In response to the IAB claim that Site Finder could drive up costs for organizations that paid for Web site hosting on the basis of traffic volume, VeriSign said it was "not aware" of any concerns that the 17K byte Site Finder Web page had increased Web hosting costs, compared with the old error message page.
VeriSign downplayed the effect that Site Finder was having on antispam tools that used the old error messages to identify spam sent from phony Web domains.
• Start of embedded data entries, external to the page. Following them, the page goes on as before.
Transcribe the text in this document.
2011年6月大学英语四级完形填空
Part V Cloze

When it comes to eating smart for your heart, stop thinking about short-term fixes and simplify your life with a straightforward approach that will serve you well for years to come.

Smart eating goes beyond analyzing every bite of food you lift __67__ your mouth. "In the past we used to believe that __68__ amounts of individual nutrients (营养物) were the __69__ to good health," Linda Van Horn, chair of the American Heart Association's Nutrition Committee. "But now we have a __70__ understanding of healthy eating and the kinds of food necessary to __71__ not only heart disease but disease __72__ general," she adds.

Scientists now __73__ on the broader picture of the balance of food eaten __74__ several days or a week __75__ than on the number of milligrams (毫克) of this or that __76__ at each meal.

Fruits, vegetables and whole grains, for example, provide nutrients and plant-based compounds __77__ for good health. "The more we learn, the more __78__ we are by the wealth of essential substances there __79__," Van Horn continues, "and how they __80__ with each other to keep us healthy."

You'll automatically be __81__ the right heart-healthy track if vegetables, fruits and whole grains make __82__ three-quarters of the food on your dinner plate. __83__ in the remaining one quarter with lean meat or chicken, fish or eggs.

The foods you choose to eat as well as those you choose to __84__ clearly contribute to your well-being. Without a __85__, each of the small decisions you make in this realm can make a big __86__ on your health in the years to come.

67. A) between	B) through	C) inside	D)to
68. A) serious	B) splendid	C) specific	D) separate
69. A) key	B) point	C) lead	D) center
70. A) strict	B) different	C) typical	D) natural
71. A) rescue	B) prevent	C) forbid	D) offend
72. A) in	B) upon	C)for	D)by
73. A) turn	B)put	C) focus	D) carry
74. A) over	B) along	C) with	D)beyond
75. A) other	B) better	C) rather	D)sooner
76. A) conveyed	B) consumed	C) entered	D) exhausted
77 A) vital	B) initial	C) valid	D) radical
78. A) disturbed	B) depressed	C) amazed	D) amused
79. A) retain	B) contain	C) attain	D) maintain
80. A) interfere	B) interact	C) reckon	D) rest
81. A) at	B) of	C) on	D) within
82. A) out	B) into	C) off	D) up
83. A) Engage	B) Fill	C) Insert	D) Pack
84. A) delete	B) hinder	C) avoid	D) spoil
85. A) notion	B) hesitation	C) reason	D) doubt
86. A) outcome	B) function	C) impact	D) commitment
An investigation of "major" antispam software companies and service providers showed that the method was not a "widely implemented mechanism for spam identification and discovery," VeriSign said.
Responding to criticism from the IAB and others that Site Finder replaced error messages localized into the language of the Internet user with an English-only Web site, VeriSign questioned whether technical messages in a familiar language were more useful than the Site Finder tools in English.
Nevertheless, the company said it was "actively working" on versions of Site Finder in German, Japanese, Spanish and Chinese.
Betting on the Site Finder's continuation and addressing the IAB's concern that attempts to circumvent Site Finder were creating further instability on the Internet, VeriSign also published a link to a new guide that will help software application developers better use the new DNS wildcarding service and avoid workarounds that violate Internet standards. (See: http://sitefinder.versign.com/pdf/sitefinderdevguide.pdf.)
While sticking to its contention that Site Finder improved the "user experience" on the Internet, VeriSign said it was looking forward to an "open dialog" with the IAB on Site Finder in the future.